The preparation of embodiment 3 cyanoacetic acids (1-dibenzo-p-methyl-aza-cyclobutane-3-yl) ester (intermediate VI)
About 3.05g intermediate (V), 27L tetrahydrofuran (THF) and 1.7kg cyanoacetic acid are dropped in reactor, start stirring, open the cooling of reactor refrigerated water, in reactor, slowly add 3.1kgN, N '-dicyclohexyl diimine, controls temperature at 10 ℃-15 ℃, finish off-response still refrigerated water.Open heating system, be slowly warming up to 55-60 ℃, reaction 10h.Feed liquid is cooled to room temperature, filters, and filtrate is concentrated into dry.16.8L ethyl acetate is dropped in reactor, stirring and dissolving, then washing, anhydrous sodium sulfate drying, filter, and collects filtrate.Reclaim under reduced pressure ethyl acetate, adds petroleum ether and stirring in solid residue, filter to obtain cyanoacetic acid (1-dibenzo-p-methyl-aza-cyclobutane-3-yl) ester (intermediate VI), about 3.19kg.
The preparation of embodiment 4 amidino groups acetic acid (1-dibenzo-p-methyl-aza-cyclobutane-3-yl) ester acetate (VII)
Methylene dichloride 25L, the about 3.19kg of intermediate (VI), ethanol 430g are dropped in reactor, start stirring, be cooled to below 0 ℃, pass into hydrogen chloride gas to temperature-stable below 0 ℃, at 0 ℃ standing 14 hours.Concentrating under reduced pressure is removed most of hydrogen chloride gas and is reclaimed methylene chloride, adds methylene dichloride 25L in reactor residue, stirs, and is cooled to below 0 ℃, passes into ammonia, to temperature-stable, below 0 ℃, filters.Filtrate is poured in reactor, concentrating under reduced pressure reclaims solvent, obtains colourless liquid, adds 22.8L acetonitrile and 905g amine acetate, be warming up to 55-60 ℃ of insulation reaction 1.5 hours, stopped reaction, filtered while hot, filtrate decompression reclaims solvent to dry, in residue, add 3L ether crystallization, filter, dry, obtain the about 3.2kg of amidino groups acetic acid (1-dibenzo-p-methyl-aza-cyclobutane-3-yl) ester acetate (intermediate VII).

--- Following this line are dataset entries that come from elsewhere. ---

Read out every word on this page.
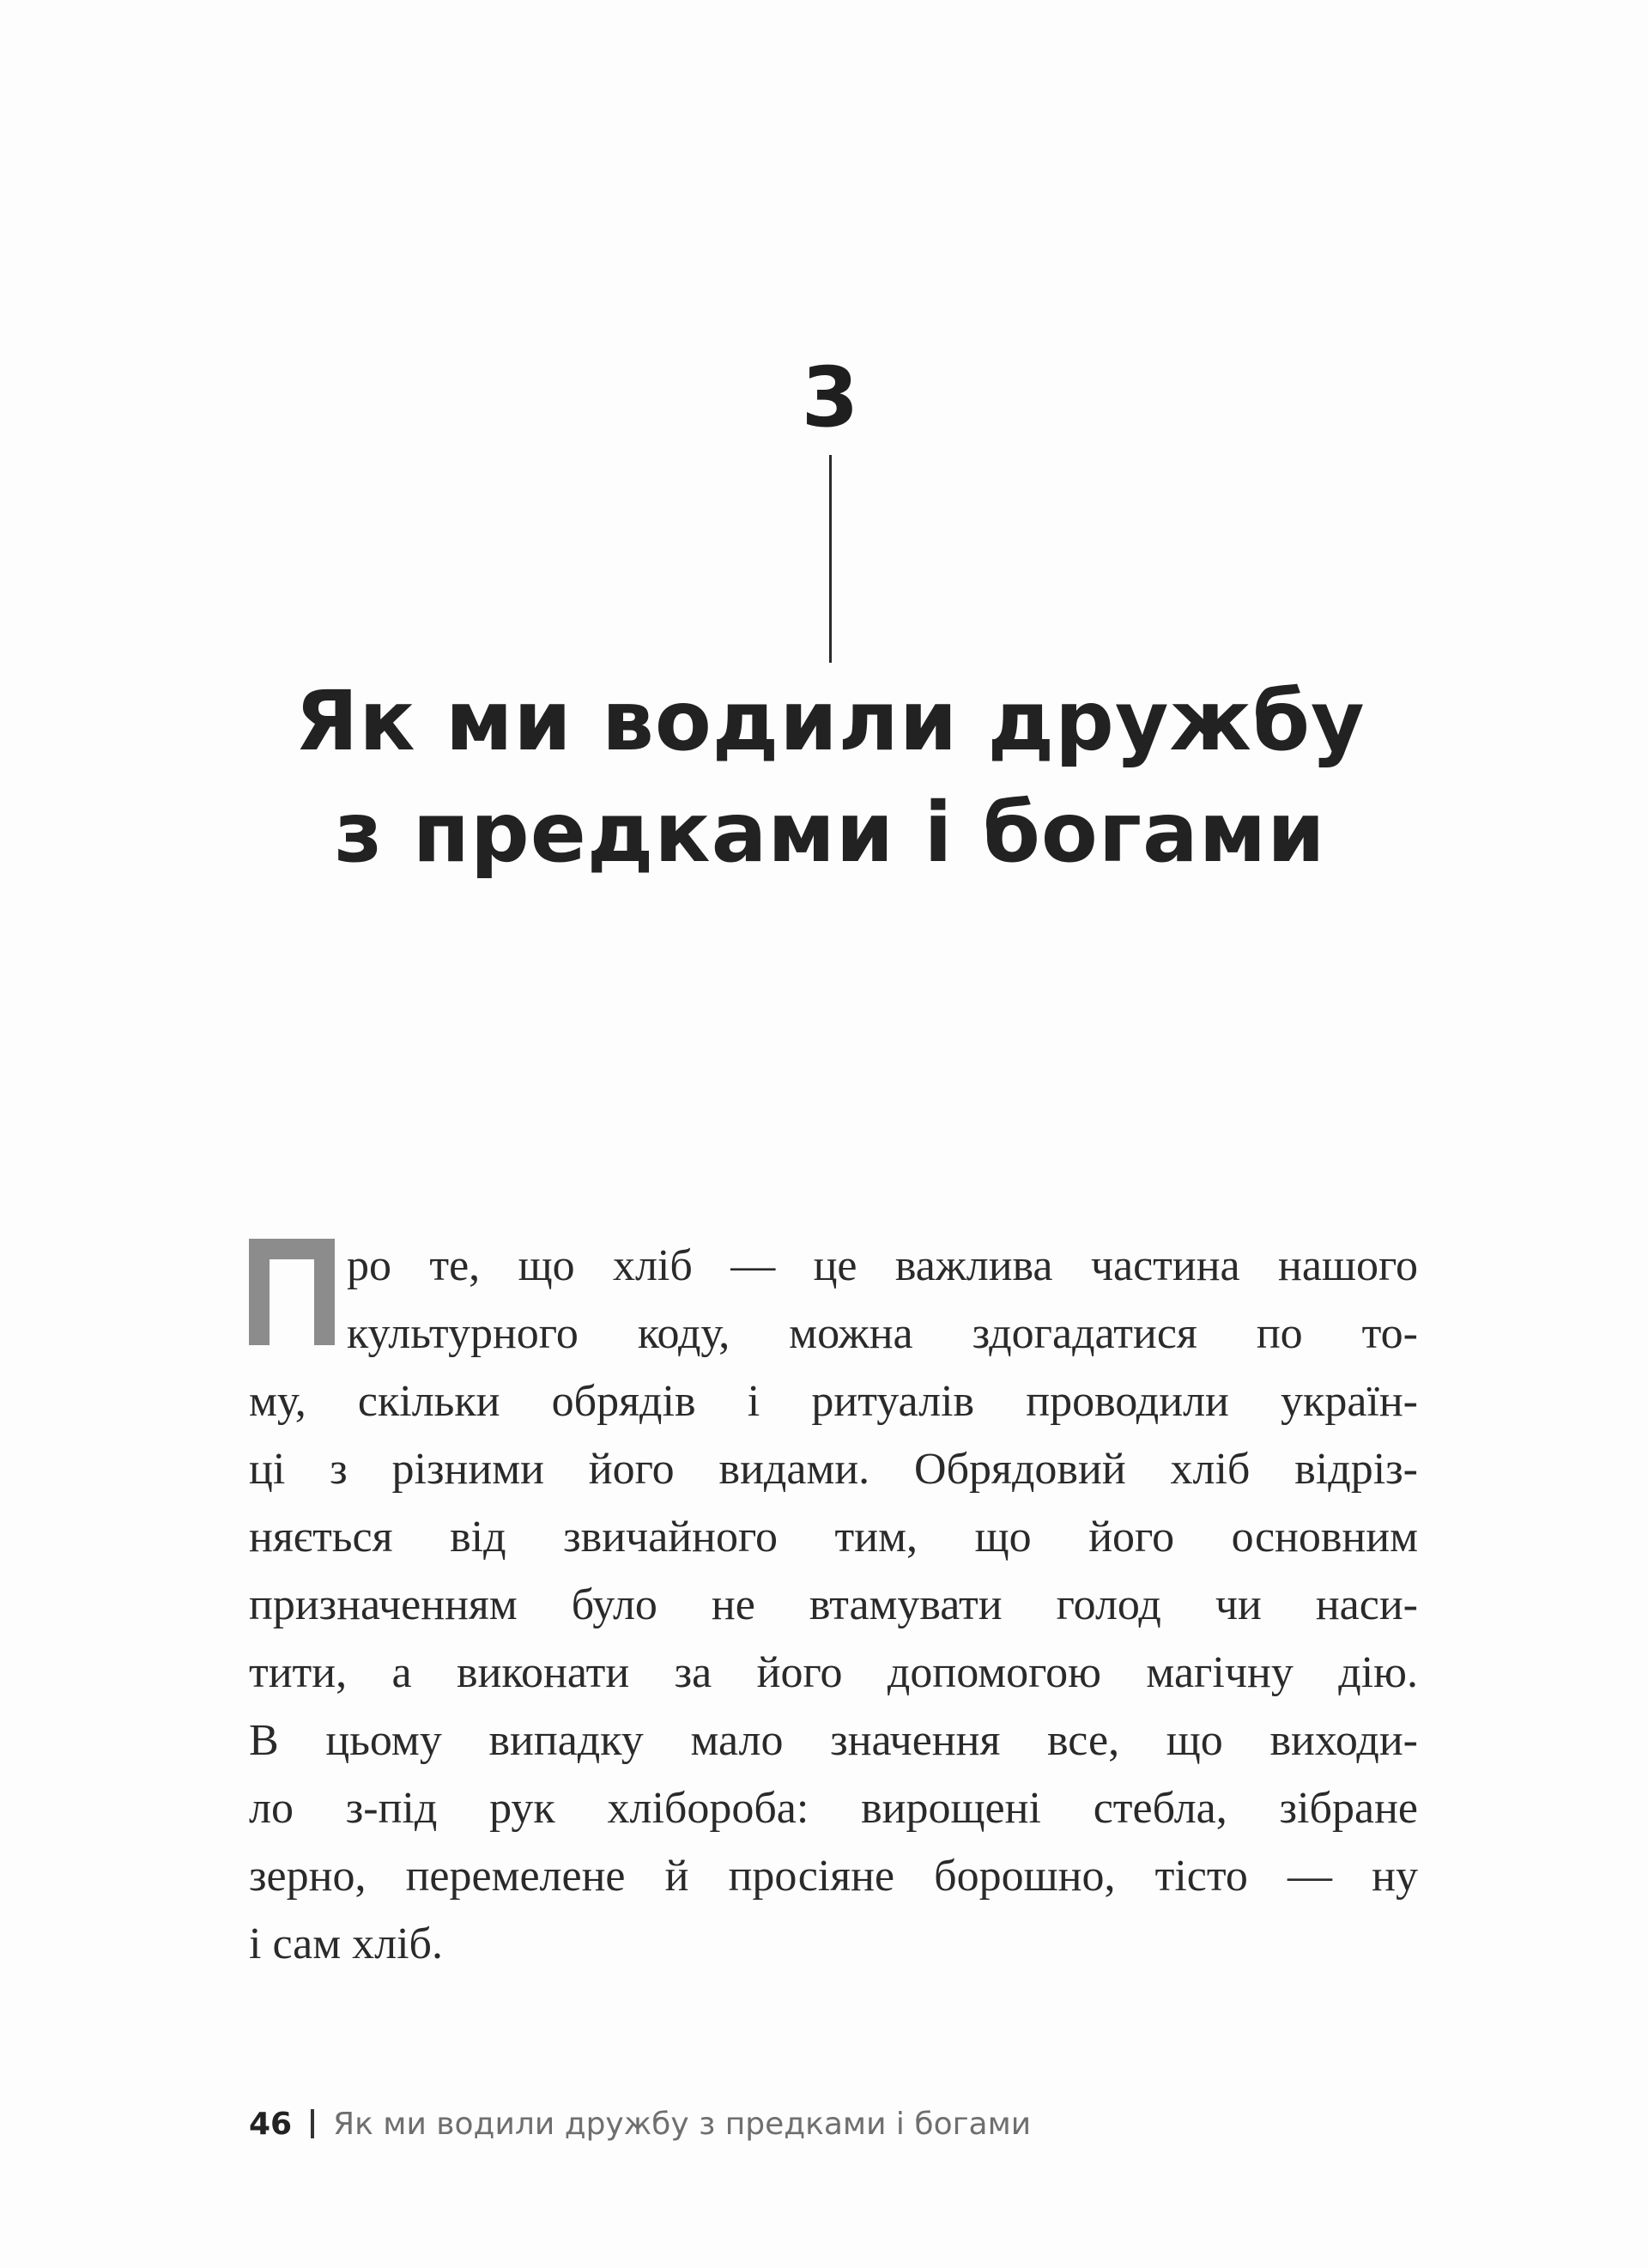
3
Як ми водили дружбу
з предками і богами
ро те, що хліб — це важлива частина нашого
культурного коду, можна здогадатися по то-
му, скільки обрядів і ритуалів проводили україн-
ці з різними його видами. Обрядовий хліб відріз-
няється від звичайного тим, що його основним
призначенням було не втамувати голод чи наси-
тити, а виконати за його допомогою магічну дію.
В цьому випадку мало значення все, що виходи-
ло з-під рук хлібороба: вирощені стебла, зібране
зерно, перемелене й просіяне борошно, тісто — ну
і сам хліб.
46 Як ми водили дружбу з предками і богами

Embodiment 5, in reactor, add about 3.2kg intermediate (VII), about 2.7kg intermediate (III), 21L Virahol and 585g sodium methylate, start stirring, be heated to back flow reaction 4 hours, be cooled to below 10 ℃, filter, filtrate decompression reclaims solvent to dry, in residue, add 35L acetic acid ethyl dissolution, washing with 6.5L * 3, emit water layer, to ethyl acetate layer, add anhydrous sodium sulfate drying, filter, collect filtrate, reclaim under reduced pressure ethyl acetate, in residue, add 4.2L toluene, 3.4L normal hexane heating for dissolving, filter, filtrate stirring is down to room temperature crystallization, filter to collect and be dried, product is put in baking oven, 45-55 ℃ dry, obtain Azelnidipine crude product (I), about 2.3kg.
Embodiment 6, refining
8.8L ethyl acetate, 8.8L normal hexane are dropped in reactor, open stirring, about 2.3kg Azelnidipine crude product is dropped in reactor, slowly be warming up to material dissolution, add gac 180g to stir 0.5h, filtered while hot, by feed liquid press filtration, to crystallization kettle, 5.5L ethyl acetate and the washing of 4.5L hexane solution for filter cake, merge with filtrate, be cooled to 0~5 ℃ of crystallization, filter, collect product, dry at 45-55 ℃ of temperature in Hotaircirculatingoven, obtain 2.2g Azelnidipine fine work, high-efficient liquid phase chromatogram technique measuring purity 99.6%.Refining yield is 96.0%.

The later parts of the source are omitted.